Oswaldo Holguín Callo, autor del libro “Cafés y fondas en Lima ilustrada y romántica”, dio a conocer quiénes fueron los responsables de implantar el negocio del café en Lima.
“(…) En su segunda mitad, sobre todo en su último tercio (del siglo XVIII), se radicaron en Lima unos cuantos italianos y franceses con poca o mucha experiencia en la preparación de comidas y bebidas ―cocineros, reposteros, panaderos, etc.―, entre los cuales hubo quienes entraron a trabajar en casas importantes, o quienes decidieron abrir y dirigir, generalmente en sociedad con un paisano, establecimientos propios de su oficio: fondas, bodegones (…) cafés, panaderías, etc.”, contó.
Precisamente, fue un italiano, Francisco Serio, quien introdujo el café en Lima. Antes de ofrecer detalles sobre el primer local y los que surgieron posteriormente, es importante señalar la existencia de un documento que da algunas luces sobre el origen del café.
En el libro consultado, se puede encontrar una página del artículo escrito por el ilustrado Joseph Rossi y Rubí, reconocido como el primer cronista de temas de café en Iberoamérica. El papel antiguo lleva como título “Rasgo histórico y filosófico sobre los cafées de Lima” y se publicó en el Mercurio Peruano en 1791. Con este documento se puede afirmar que Lima tuvo el primer café de Iberoamérica.
Es menester aclarar que Iberoamérica abarca los países de América donde se hablan idiomas derivados del latín, específicamente el español y el portugués, debido a la colonización realizada por España y Portugal.
Volviendo al asunto, esta página historiográfica se considera el primer documento que respalda el origen del café. Sin embargo, algunos investigadores han propuesto una fecha anterior basada en sus hallazgos.
Al respecto, Holguín Callo escribió lo siguiente: “Casi un siglo después, el general Manuel de Mendiburu, sin citar a Rossi y Rubí, amplió el panorama, sumándose al elenco más tarde, hasta nuestros días, algunos cronistas y memorialistas e historiadores tanto difuntos como actuales. Así, merced a la curiosidad de Rossi y Rubí venimos a saber que ‘hasta el año de 1771, no hubo en Lima ningún café público’ y que ese año Francisco Serio estableció en la calle de Santo Domingo (o del Correo Viejo), ‘una como tienda de nueva invención y estraña [sic] para el país, esto es, un cafée’”.

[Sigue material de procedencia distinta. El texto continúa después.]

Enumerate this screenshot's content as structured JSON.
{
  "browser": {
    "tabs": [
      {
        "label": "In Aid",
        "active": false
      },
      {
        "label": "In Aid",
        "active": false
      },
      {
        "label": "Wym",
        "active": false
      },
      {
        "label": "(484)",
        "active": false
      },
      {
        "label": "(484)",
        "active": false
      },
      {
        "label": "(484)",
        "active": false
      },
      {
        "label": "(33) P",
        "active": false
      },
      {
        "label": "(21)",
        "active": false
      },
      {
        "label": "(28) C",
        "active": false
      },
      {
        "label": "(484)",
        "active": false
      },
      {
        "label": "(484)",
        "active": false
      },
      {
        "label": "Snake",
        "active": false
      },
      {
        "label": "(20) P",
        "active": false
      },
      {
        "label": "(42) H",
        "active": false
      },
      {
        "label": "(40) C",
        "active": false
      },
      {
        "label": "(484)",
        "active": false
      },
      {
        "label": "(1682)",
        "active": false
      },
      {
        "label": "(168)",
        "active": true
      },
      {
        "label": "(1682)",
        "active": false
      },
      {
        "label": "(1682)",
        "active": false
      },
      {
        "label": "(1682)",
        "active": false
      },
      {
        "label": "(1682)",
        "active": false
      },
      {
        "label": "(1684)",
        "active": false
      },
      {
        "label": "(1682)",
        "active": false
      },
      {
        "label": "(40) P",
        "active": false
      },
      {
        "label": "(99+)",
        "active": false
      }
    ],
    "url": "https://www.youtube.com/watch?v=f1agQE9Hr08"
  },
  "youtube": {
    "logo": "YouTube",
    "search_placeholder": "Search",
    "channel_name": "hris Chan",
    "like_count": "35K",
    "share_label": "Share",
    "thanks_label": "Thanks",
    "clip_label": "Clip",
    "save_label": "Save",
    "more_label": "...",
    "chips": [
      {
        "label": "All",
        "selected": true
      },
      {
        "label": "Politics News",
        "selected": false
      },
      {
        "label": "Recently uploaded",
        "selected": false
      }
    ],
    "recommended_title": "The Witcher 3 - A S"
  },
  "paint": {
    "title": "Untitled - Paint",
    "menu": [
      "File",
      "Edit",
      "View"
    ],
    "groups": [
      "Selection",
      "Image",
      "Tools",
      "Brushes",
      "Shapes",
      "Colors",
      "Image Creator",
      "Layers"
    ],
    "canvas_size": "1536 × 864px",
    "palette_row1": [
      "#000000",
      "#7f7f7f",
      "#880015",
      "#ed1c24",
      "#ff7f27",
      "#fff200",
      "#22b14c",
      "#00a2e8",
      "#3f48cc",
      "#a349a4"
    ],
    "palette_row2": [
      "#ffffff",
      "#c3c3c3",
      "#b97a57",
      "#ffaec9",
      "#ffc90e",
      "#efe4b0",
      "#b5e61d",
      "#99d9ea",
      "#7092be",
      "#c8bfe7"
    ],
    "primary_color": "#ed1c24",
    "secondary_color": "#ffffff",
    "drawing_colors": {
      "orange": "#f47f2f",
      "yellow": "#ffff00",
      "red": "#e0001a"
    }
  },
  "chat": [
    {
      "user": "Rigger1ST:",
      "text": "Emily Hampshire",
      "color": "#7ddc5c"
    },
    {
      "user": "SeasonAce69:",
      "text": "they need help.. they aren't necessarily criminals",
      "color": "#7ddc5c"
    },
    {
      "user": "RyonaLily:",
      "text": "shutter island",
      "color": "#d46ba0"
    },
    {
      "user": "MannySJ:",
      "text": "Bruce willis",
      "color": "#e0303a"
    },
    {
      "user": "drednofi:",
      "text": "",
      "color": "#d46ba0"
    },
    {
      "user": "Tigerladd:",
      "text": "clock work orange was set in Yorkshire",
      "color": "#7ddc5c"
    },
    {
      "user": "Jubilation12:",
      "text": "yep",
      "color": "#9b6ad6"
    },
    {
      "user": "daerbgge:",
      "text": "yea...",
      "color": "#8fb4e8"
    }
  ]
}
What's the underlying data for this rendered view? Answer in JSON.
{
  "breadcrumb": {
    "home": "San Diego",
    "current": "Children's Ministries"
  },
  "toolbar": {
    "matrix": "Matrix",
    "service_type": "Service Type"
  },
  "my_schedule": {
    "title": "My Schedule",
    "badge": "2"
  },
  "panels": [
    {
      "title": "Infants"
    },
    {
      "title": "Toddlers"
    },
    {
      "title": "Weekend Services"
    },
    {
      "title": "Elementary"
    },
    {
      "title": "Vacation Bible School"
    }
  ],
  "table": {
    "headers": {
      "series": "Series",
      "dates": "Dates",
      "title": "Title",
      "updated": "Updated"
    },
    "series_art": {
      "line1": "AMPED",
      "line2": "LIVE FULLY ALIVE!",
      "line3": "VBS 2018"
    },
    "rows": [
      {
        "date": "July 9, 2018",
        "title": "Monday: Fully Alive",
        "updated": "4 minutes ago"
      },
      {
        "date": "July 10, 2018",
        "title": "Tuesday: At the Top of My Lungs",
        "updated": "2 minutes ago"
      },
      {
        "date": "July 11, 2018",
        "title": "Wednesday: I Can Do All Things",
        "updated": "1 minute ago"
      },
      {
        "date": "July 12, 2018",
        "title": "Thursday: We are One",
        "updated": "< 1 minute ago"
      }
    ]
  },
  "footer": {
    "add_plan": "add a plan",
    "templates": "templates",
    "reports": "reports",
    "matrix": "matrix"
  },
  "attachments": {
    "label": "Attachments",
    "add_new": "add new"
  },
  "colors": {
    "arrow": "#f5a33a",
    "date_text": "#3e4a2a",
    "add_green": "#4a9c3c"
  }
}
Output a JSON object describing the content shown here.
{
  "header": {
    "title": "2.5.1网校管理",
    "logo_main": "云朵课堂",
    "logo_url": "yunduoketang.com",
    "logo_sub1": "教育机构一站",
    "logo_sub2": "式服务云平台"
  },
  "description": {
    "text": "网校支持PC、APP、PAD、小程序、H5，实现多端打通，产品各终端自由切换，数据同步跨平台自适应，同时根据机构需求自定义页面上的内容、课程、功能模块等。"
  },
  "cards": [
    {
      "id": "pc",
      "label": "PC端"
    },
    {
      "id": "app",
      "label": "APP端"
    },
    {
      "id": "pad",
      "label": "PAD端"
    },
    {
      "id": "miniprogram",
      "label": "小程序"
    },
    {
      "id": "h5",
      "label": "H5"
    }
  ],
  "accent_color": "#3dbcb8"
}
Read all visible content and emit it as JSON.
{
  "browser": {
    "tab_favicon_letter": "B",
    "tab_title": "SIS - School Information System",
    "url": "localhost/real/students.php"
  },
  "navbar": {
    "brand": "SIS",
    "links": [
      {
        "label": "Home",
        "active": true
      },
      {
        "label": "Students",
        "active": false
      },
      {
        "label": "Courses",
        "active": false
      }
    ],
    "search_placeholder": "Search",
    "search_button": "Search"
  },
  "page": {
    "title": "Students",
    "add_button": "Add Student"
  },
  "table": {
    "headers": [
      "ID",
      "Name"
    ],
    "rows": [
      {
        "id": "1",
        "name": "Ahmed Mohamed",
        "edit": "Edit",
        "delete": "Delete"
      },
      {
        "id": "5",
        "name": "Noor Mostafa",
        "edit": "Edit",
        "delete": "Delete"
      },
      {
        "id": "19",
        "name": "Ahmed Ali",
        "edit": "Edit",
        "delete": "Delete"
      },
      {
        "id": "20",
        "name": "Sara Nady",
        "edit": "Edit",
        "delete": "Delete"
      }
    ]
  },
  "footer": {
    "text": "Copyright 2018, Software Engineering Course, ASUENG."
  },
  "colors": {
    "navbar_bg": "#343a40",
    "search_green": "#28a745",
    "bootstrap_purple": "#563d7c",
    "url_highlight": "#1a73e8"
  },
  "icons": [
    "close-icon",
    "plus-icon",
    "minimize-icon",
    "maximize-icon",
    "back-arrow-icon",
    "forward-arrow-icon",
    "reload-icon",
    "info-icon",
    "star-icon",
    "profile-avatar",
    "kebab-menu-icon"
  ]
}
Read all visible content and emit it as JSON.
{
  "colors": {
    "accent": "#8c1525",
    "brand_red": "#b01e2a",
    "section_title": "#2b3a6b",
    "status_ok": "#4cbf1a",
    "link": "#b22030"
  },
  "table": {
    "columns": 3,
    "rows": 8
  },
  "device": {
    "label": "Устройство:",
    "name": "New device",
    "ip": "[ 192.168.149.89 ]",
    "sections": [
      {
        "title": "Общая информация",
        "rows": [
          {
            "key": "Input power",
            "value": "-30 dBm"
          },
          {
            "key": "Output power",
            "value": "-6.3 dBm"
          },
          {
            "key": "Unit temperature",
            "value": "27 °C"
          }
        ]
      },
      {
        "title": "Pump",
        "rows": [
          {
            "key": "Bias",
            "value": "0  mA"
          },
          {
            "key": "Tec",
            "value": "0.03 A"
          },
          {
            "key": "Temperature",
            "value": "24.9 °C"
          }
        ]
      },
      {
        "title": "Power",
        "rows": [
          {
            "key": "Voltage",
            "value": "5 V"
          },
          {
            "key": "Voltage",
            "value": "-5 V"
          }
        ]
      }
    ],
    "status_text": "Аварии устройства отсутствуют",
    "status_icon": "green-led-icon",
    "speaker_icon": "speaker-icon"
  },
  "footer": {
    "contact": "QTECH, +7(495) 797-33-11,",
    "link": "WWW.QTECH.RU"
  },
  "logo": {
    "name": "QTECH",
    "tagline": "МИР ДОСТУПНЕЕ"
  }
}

En 1775, Francisco Serio transfirió la propiedad de su café de Santo Domingo. Un año después, fundó el Café de Bodegones, nombrado así por la calle donde se ubicaba. El establecimiento, elegantemente decorado, ofrecía un salón de billar y juegos como ajedrez y damas. Su clientela incluía funcionarios de la burocracia, intelectuales y prominentes comerciantes, hasta su cierre en 1860.